Friday, August 7, 2009

On Tone

A friend of mine mentioned the game Heavy Gear a while back. He wasn't too complementary about it actually. His words were somewhat to the effect of: Gorgeous Book - Terrible System.

He went on to wonder out-loud how a game could create such an "embarrassment" of a set of mechanics and still do well? Which is a pointless question really because we all know that production values sell a game first and foremost. Compelling system and setting just keeps people coming back. So I ended up picking up a used copy of the 2nd Edition mostly because I wanted to see what he considered to be a really good layout. Since I've been reading I've found the book is nice looking and the layout is sharp, and though I haven't playtested the system I don't think it's as bad as my friend describes it, but those things aren't what I want to talk about.

I want to talk about the tone of Heavy Gear because I find it to be a good lesson to RPG writers out there.

Heavy Gear keeps their text reasonably tight and minimal which I think is nice, however the game constantly makes references to how GM's should be "dealing" with problem players that play wrong. Which is about as insulting as it is pointless. The whole book is written like it's talking to the GM saying: "We know, your players are idiots. But don't fret, we'll fix them for you."

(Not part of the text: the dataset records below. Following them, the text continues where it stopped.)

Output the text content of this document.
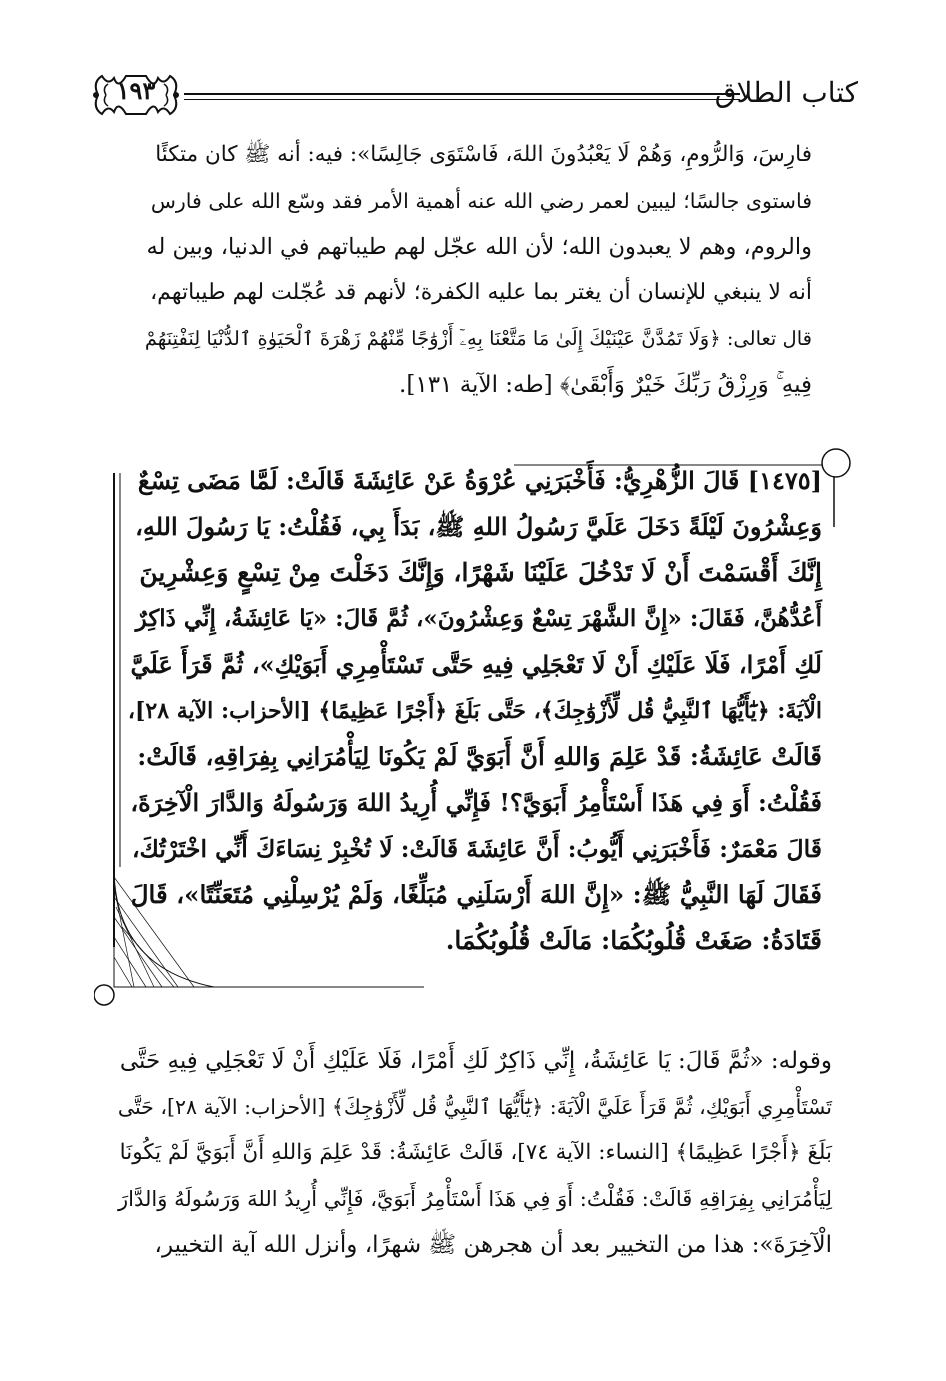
١٩٣	كتاب الطلاق
فارِسَ، وَالرُّومِ، وَهُمْ لَا يَعْبُدُونَ اللهَ، فَاسْتَوَى جَالِسًا»: فيه: أنه ﷺ كان متكئًا
فاستوى جالسًا؛ ليبين لعمر رضي الله عنه أهمية الأمر فقد وسّع الله على فارس
والروم، وهم لا يعبدون الله؛ لأن الله عجّل لهم طيباتهم في الدنيا، وبين له
أنه لا ينبغي للإنسان أن يغتر بما عليه الكفرة؛ لأنهم قد عُجّلت لهم طيباتهم،
قال تعالى: ﴿وَلَا تَمُدَّنَّ عَيْنَيْكَ إِلَىٰ مَا مَتَّعْنَا بِهِۦٓ أَزْوَٰجًا مِّنْهُمْ زَهْرَةَ ٱلْحَيَوٰةِ ٱلدُّنْيَا لِنَفْتِنَهُمْ
فِيهِ ۚ وَرِزْقُ رَبِّكَ خَيْرٌ وَأَبْقَىٰ﴾ [طه: الآية ١٣١].
[١٤٧٥] قَالَ الزُّهْرِيُّ: فَأَخْبَرَنِي عُرْوَةُ عَنْ عَائِشَةَ قَالَتْ: لَمَّا مَضَى تِسْعٌ
وَعِشْرُونَ لَيْلَةً دَخَلَ عَلَيَّ رَسُولُ اللهِ ﷺ، بَدَأَ بِي، فَقُلْتُ: يَا رَسُولَ اللهِ،
إِنَّكَ أَقْسَمْتَ أَنْ لَا تَدْخُلَ عَلَيْنَا شَهْرًا، وَإِنَّكَ دَخَلْتَ مِنْ تِسْعٍ وَعِشْرِينَ
أَعُدُّهُنَّ، فَقَالَ: «إِنَّ الشَّهْرَ تِسْعٌ وَعِشْرُونَ»، ثُمَّ قَالَ: «يَا عَائِشَةُ، إِنِّي ذَاكِرٌ
لَكِ أَمْرًا، فَلَا عَلَيْكِ أَنْ لَا تَعْجَلِي فِيهِ حَتَّى تَسْتَأْمِرِي أَبَوَيْكِ»، ثُمَّ قَرَأَ عَلَيَّ
الْآيَةَ: ﴿يَٰٓأَيُّهَا ٱلنَّبِيُّ قُل لِّأَزْوَٰجِكَ﴾، حَتَّى بَلَغَ ﴿أَجْرًا عَظِيمًا﴾ [الأحزاب: الآية ٢٨]،
قَالَتْ عَائِشَةُ: قَدْ عَلِمَ وَاللهِ أَنَّ أَبَوَيَّ لَمْ يَكُونَا لِيَأْمُرَانِي بِفِرَاقِهِ، قَالَتْ:
فَقُلْتُ: أَوَ فِي هَذَا أَسْتَأْمِرُ أَبَوَيَّ؟! فَإِنِّي أُرِيدُ اللهَ وَرَسُولَهُ وَالدَّارَ الْآخِرَةَ،
قَالَ مَعْمَرٌ: فَأَخْبَرَنِي أَيُّوبُ: أَنَّ عَائِشَةَ قَالَتْ: لَا تُخْبِرْ نِسَاءَكَ أَنِّي اخْتَرْتُكَ،
فَقَالَ لَهَا النَّبِيُّ ﷺ: «إِنَّ اللهَ أَرْسَلَنِي مُبَلِّغًا، وَلَمْ يُرْسِلْنِي مُتَعَنِّتًا»، قَالَ
قَتَادَةُ: صَغَتْ قُلُوبُكُمَا: مَالَتْ قُلُوبُكُمَا.
وقوله: «ثُمَّ قَالَ: يَا عَائِشَةُ، إِنِّي ذَاكِرٌ لَكِ أَمْرًا، فَلَا عَلَيْكِ أَنْ لَا تَعْجَلِي فِيهِ حَتَّى
تَسْتَأْمِرِي أَبَوَيْكِ، ثُمَّ قَرَأَ عَلَيَّ الْآيَةَ: ﴿يَٰٓأَيُّهَا ٱلنَّبِيُّ قُل لِّأَزْوَٰجِكَ﴾ [الأحزاب: الآية ٢٨]، حَتَّى
بَلَغَ ﴿أَجْرًا عَظِيمًا﴾ [النساء: الآية ٧٤]، قَالَتْ عَائِشَةُ: قَدْ عَلِمَ وَاللهِ أَنَّ أَبَوَيَّ لَمْ يَكُونَا
لِيَأْمُرَانِي بِفِرَاقِهِ قَالَتْ: فَقُلْتُ: أَوَ فِي هَذَا أَسْتَأْمِرُ أَبَوَيَّ، فَإِنِّي أُرِيدُ اللهَ وَرَسُولَهُ وَالدَّارَ
الْآخِرَةَ»: هذا من التخيير بعد أن هجرهن ﷺ شهرًا، وأنزل الله آية التخيير،
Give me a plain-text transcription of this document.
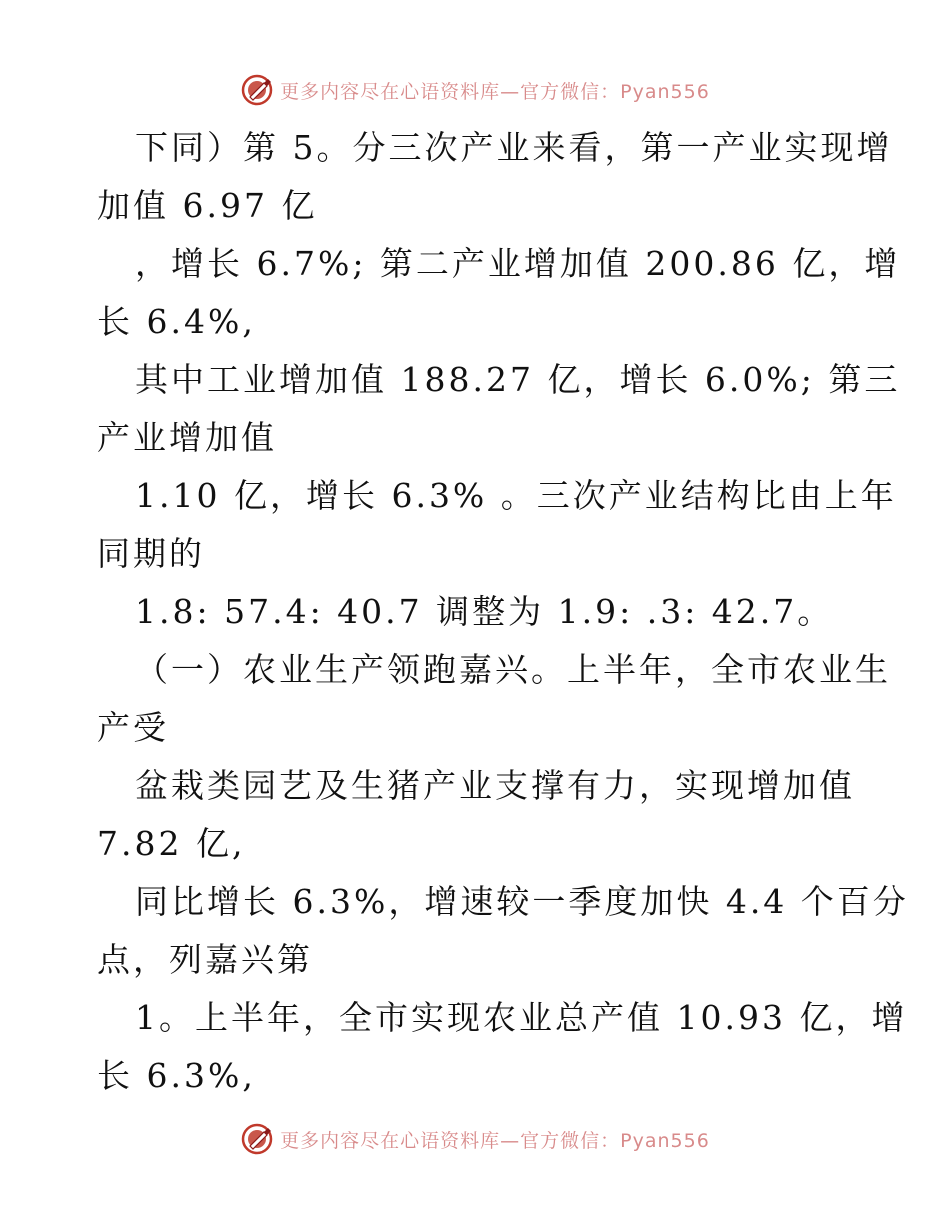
更多内容尽在心语资料库—官方微信：Pyan556
下同）第 5。分三次产业来看，第一产业实现增
加值 6.97 亿
，增长 6.7%; 第二产业增加值 200.86 亿，增
长 6.4%,
其中工业增加值 188.27 亿，增长 6.0%; 第三
产业增加值
1.10 亿，增长 6.3% 。三次产业结构比由上年
同期的
1.8: 57.4: 40.7 调整为 1.9: .3: 42.7。
（一）农业生产领跑嘉兴。上半年，全市农业生
产受
盆栽类园艺及生猪产业支撑有力，实现增加值
7.82 亿,
同比增长 6.3%，增速较一季度加快 4.4 个百分
点，列嘉兴第
1。上半年，全市实现农业总产值 10.93 亿，增
长 6.3%,
更多内容尽在心语资料库—官方微信：Pyan556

The "Hooks and Tips" sections of each chapter are just plain insulting and always start with the assumption that up til reading this book everything has been done all wrong and then offer patronizing advice on how to get it right. I believe this is probably the textbook example of what RPG Pundit describes as Swine.

As RPG designers we have to have some conceit. I know that I wouldn't keep working on Hardkore if I didn't honestly believe that it's the bees knees and that the world will be better off having it. But I won't portray a 'better than thou' attitude in my writing because I'm not making a bible with which I'm preaching from on-high. I'm writing a game book for people that want to play a fun game just like I do. That means even though I'm some hotshot game designer that got my book published I can't carry through in my writing because the people that will make or break my game are ultimately the fans.

I'm not sure if I ever noticed this undertone of conceit in any previous games, but if any of you know any others please give a shout out.